Effectiveness of landscape-based green infrastructure for stormwater management in suburban catchments

Land cover changes associated with urbanization have negative effects on downstream ecosystems. Contemporary urban development attempts to mitigate these effects by designing stormwater infrastructure to mimic predevelopment hydrology, but their performance is highly variable. This study used in situ monitoring of recently built neighbourhoods to evaluate the catchment-scale effectiveness of landscape decentralized stormwater control measures (SCMs) in the form of street connected vegetated swales for reducing runoff volumes and flow rates relative to curb-and-gutter infrastructure. Effectiveness of the SCMs was quantified by monitoring runoff for 8months at the outlets of 4 suburban catchments (0.76-5.25ha) in Maryland, USA. Three grey catchments installed curb-and-gutter stormwater conveyances, whereas the fourth green catchment built parcel-level vegetated swales. The catchment with decentralized SCMs reduced runoff, runoff ratio, and peak runoff compared with the grey infrastructure catchments.
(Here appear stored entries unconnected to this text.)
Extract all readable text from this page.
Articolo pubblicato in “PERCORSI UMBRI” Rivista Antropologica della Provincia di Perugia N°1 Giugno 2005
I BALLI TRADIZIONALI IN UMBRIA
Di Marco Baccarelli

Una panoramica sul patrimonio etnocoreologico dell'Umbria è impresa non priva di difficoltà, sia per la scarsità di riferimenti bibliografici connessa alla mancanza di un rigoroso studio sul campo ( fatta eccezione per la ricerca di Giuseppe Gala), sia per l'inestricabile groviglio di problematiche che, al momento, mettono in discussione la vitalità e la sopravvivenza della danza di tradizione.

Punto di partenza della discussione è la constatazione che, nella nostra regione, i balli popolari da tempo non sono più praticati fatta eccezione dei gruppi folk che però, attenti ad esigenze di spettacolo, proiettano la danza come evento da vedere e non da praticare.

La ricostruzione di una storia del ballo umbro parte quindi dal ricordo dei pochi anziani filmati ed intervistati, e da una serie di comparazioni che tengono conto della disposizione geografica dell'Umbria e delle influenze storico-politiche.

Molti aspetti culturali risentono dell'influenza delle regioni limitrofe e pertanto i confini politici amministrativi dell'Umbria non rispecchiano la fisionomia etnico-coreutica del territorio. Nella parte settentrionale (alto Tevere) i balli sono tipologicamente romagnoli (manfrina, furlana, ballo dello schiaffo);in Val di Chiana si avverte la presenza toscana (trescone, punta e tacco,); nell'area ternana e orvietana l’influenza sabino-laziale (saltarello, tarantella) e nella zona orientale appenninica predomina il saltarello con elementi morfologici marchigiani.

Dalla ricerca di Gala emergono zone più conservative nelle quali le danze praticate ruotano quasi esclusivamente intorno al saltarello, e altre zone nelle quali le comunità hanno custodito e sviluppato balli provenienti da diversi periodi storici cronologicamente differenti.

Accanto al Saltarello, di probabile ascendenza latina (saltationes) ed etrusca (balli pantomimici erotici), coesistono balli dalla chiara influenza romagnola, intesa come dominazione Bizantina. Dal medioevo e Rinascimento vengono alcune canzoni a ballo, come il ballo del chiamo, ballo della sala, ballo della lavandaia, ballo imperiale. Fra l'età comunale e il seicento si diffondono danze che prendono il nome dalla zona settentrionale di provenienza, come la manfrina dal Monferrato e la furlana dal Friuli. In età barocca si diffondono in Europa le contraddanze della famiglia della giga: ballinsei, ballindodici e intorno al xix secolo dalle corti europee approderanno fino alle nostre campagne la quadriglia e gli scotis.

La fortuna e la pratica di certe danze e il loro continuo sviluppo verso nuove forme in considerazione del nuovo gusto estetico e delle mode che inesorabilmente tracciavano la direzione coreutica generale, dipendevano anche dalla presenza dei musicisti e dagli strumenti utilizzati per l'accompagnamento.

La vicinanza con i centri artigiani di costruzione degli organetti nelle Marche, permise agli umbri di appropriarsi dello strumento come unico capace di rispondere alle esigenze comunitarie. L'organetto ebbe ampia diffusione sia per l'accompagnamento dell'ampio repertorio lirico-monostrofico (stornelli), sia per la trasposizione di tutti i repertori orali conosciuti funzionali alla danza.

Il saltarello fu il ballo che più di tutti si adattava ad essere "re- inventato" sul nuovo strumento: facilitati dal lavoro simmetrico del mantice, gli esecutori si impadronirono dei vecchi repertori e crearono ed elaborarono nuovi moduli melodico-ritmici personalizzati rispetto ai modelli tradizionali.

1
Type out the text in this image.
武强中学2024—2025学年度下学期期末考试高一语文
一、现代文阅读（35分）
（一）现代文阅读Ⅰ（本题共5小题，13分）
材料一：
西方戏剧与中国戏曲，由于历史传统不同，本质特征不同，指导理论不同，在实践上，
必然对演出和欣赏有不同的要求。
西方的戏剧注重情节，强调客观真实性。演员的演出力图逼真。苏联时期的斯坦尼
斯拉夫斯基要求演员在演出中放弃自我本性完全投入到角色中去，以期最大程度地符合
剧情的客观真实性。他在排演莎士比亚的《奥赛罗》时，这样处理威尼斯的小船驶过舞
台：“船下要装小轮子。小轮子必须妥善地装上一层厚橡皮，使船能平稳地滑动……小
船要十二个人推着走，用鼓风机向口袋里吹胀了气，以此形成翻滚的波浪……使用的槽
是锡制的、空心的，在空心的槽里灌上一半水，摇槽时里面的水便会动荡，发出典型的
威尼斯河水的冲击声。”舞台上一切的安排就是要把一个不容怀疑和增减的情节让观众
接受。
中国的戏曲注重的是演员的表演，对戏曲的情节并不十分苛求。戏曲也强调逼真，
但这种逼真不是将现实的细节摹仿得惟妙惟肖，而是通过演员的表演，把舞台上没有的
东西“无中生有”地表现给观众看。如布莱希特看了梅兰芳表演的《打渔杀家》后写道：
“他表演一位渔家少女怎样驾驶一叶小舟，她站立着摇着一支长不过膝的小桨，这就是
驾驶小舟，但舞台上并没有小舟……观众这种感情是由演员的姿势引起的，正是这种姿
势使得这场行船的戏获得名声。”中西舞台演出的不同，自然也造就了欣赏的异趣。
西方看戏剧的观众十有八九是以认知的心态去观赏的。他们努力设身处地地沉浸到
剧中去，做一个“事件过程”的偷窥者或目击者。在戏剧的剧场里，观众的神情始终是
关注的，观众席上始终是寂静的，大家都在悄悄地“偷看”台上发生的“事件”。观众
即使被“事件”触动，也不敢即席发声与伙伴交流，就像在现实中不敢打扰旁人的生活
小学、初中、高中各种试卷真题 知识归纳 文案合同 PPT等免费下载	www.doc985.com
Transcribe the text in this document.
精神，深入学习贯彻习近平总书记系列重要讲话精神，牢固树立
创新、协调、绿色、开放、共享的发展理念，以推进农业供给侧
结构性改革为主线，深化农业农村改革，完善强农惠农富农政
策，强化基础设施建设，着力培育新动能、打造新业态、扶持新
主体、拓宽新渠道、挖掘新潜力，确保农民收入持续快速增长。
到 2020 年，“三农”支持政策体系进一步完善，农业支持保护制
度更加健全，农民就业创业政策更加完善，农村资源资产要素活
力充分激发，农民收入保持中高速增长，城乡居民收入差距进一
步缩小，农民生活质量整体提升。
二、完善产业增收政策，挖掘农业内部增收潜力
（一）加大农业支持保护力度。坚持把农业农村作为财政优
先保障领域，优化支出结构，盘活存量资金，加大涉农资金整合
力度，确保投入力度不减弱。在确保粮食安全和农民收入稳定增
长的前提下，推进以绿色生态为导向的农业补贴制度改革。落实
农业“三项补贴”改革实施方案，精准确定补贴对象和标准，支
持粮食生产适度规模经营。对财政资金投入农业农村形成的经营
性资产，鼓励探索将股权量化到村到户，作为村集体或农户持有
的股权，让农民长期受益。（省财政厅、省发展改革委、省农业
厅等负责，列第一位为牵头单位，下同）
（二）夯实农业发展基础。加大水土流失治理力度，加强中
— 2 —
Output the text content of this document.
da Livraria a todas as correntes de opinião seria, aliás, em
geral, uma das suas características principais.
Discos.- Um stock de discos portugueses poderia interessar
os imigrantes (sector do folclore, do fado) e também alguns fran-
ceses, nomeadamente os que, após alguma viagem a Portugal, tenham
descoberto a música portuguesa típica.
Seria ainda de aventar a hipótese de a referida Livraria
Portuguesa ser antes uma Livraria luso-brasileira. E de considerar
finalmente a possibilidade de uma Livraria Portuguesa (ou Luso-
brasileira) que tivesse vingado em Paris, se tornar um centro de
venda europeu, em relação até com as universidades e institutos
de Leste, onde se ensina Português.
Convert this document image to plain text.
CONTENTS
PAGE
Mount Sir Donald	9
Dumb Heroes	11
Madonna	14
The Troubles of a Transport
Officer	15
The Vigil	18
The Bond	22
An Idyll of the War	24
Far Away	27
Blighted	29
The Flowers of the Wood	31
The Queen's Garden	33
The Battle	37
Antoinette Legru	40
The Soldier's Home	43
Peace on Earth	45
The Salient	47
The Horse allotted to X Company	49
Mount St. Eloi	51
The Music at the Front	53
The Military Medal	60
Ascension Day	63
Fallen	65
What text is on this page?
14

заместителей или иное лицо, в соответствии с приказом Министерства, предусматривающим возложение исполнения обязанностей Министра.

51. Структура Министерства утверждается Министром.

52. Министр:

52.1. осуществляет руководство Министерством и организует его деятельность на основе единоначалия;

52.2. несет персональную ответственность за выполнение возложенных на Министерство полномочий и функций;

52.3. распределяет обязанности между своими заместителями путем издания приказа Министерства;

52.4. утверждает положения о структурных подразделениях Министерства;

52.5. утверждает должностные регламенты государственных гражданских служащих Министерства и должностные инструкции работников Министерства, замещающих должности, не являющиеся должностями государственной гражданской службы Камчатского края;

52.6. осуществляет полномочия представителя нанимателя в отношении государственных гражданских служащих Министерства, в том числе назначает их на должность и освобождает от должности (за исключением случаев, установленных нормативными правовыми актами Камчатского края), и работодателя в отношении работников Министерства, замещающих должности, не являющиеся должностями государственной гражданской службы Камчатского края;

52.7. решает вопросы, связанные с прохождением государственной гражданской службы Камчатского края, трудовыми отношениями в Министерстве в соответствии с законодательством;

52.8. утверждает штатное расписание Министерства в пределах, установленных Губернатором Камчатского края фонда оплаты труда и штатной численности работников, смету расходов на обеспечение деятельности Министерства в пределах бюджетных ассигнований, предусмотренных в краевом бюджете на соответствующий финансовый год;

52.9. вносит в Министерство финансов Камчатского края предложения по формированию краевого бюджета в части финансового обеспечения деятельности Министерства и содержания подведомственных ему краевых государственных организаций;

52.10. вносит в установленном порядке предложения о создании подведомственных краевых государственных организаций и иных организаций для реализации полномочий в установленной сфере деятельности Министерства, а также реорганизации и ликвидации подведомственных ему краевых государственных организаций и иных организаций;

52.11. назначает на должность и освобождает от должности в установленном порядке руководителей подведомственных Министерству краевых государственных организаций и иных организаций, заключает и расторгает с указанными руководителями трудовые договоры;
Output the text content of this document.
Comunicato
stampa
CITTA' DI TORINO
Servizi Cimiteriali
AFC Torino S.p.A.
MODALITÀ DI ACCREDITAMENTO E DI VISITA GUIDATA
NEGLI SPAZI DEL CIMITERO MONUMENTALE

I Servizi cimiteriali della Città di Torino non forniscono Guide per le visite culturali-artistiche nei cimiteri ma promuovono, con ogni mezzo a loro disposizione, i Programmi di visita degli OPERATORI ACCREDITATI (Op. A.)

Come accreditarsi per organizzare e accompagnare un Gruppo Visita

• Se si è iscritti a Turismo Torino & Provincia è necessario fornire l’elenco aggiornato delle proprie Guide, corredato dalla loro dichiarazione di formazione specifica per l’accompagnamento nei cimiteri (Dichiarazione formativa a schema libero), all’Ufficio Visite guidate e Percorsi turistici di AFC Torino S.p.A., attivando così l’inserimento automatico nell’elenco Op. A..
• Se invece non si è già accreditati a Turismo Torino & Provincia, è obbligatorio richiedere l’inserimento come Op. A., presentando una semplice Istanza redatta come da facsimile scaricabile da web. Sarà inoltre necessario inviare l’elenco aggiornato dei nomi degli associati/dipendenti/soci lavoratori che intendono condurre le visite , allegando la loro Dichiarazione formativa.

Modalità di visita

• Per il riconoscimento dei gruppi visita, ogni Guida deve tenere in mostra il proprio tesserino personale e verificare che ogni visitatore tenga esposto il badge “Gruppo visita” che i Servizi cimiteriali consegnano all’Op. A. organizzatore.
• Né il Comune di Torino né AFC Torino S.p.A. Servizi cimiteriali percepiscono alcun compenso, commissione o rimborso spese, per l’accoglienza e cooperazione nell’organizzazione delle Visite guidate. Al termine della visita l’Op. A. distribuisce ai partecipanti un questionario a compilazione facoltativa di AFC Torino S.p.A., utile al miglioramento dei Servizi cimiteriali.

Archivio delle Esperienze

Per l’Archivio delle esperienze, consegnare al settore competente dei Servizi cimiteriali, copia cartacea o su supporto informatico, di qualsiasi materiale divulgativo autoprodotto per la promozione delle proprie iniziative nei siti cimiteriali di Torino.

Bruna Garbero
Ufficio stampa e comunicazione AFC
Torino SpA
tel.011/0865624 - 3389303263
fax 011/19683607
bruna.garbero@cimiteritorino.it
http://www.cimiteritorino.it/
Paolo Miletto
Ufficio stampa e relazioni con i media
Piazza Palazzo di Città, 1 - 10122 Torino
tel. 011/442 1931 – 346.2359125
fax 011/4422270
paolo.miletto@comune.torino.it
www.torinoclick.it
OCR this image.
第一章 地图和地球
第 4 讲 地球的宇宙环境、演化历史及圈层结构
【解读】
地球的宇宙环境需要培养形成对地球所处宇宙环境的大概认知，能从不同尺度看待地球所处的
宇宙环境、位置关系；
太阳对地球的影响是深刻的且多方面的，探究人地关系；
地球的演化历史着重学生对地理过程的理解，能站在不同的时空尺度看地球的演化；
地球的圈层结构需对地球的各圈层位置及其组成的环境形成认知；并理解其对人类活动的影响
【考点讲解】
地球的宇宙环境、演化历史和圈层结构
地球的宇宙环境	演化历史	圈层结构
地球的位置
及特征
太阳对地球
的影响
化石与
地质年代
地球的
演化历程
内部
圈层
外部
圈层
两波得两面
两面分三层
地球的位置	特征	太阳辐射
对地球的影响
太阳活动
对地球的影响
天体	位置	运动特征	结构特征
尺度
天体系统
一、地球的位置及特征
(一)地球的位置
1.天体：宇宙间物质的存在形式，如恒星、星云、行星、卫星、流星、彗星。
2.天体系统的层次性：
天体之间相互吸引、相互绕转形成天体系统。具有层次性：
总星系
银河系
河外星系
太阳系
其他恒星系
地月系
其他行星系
In addition, the green catchment delayed runoff, resulting in longer precipitation-runoff lag times. Runoff ratios across the monitoring period were 0.13 at the green catchment and 0.37, 0.35, and 0.18 at the 3 grey catchments. Runoff only commenced after 6mm of precipitation at the decentralized SCM catchment, whereas runoff occurred even during the smallest events at the grey catchments. However, as precipitation magnitudes reached 20mm, the green catchment runoff characteristics were similar to those at the grey catchments, which made up 37% of the total precipitation in only 10 of 72 events. Therefore, volume-based reduction goals for stormwater using decentralized SCMs such as vegetated swales require additional redundant SCMs in a treatment train as source control and/or end-of-pipe detention to capture a larger fraction of runoff and more effectively mimic predevelopment hydrology for the relatively rare but larger precipitation events.